・1978年創設
・東京都山岳連盟所属
・例会毎月第1水曜日

広沢寺クライミング

2017/12/21(木)
報告者
松木
山域
丹沢
ジャンル
クライミング
天候
晴れ
行程

0630京王稲田堤集合 0930頃クライミング開始 1530頃終了

報告

・プレゼントファイブ5.7
MさんTR、KさんTR その後懸垂下降練習

・一般中央ルート(たぶん)5.8
MさんTR、KさんTR

・クラックルート5.7
2チームに分かれ、50mロープいっぱいで岩の一番上まで。
トップSさんフォローKさん
トップM フォローMさん

皆んながランチを上で食べてる間に、2人でマルチの練習に来ている山やさん風おじさまと話をした。ルートの状況をお聞きしたのだが、その会話がイケていた。

「ジム行ってんの?」
「はい、でも今はひと月に2回くらいしか行けていません」
「ここはピンが遠いからね。ジムみたいに1mおきにあるわけじゃねえからな」
「はい」(?ジムクライマーだと思ったのだろうか?)
「ところでこのルート、この間お聞きしたら10a~bだということですが難しいですか?」
「5.9だね。10なんて言ってる奴ぁおかしいよ」(そうなのか?しかし自信満々だな)
「行くか行かないか迷った時はだなあ…」
「降ります」
「そーだな、ここはそーゆーとこだ」(それは確かだな)

そんなこんなで、おふたりは登り始めた。数分後…
「ラーークッ!」
という声と共にヌンチャクが落ちて来た。
しばらくして降りて来たおじさま曰く

「さっきは落としてごめんなさいね」
「残念ですね、もう使えませんねえ…」
「何言ってんの、オレは使うよ。
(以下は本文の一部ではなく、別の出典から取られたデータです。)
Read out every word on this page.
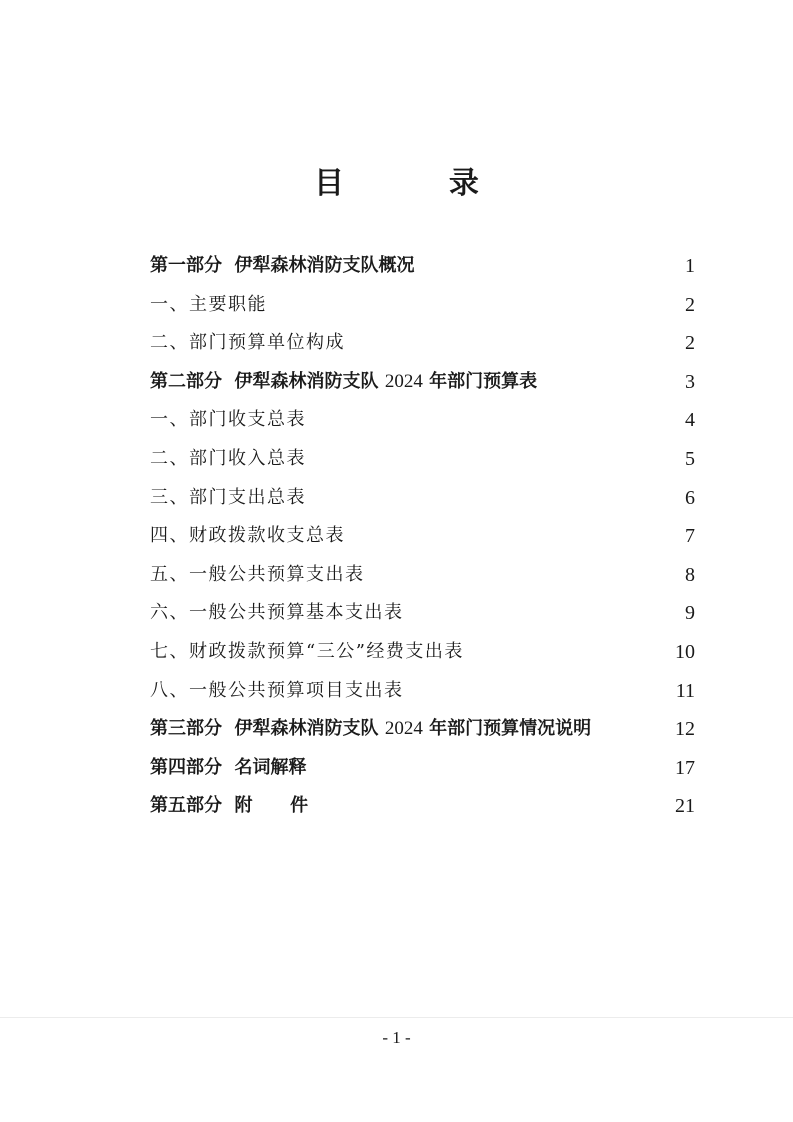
目  录
第一部分  伊犁森林消防支队概况	1
一、主要职能	2
二、部门预算单位构成	2
第二部分  伊犁森林消防支队 2024 年部门预算表	3
一、部门收支总表	4
二、部门收入总表	5
三、部门支出总表	6
四、财政拨款收支总表	7
五、一般公共预算支出表	8
六、一般公共预算基本支出表	9
七、财政拨款预算“三公”经费支出表	10
八、一般公共预算项目支出表	11
第三部分  伊犁森林消防支队 2024 年部门预算情况说明	12
第四部分  名词解释	17
第五部分  附      件	21
- 1 -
そんなこと言ってたら使うたびに買い換えなきゃなんねえじゃねえか。だいたい持ち運ぶのにガチャガチャ言わせてんじゃねえの。それだって一緒だろ。」
「はあ…」
「だいたいロープだって硬いほうが使いやすいんだよ。柔らかいほうが良いなんてメーカーに踊らされてるだけさ」
「…」
「オレの何年もの経験値でそうだってことさ」

山にはいろんな人がいるけど、岩場にはさらに上手が居るもんだ。彼のいう通りならガイド本を読んで勉強してるクライマーや、きちんとしたガイドに師事して学んでる人は救われないな、と思った。確かに現実は本の通りには行かない事も多いけど、基本を自分の論理ですり替えてしまってはダメだ。しかし彼が今生きてるという事も確かなわけで、間違ったルールでクライミングを続けても命を落とす確率は案外低いのかもしれない。もしそうだとしても、愚直に基本を積み重ね自分なりの美しい(たまには泥臭い)クライミングを、私は目指したいと思う。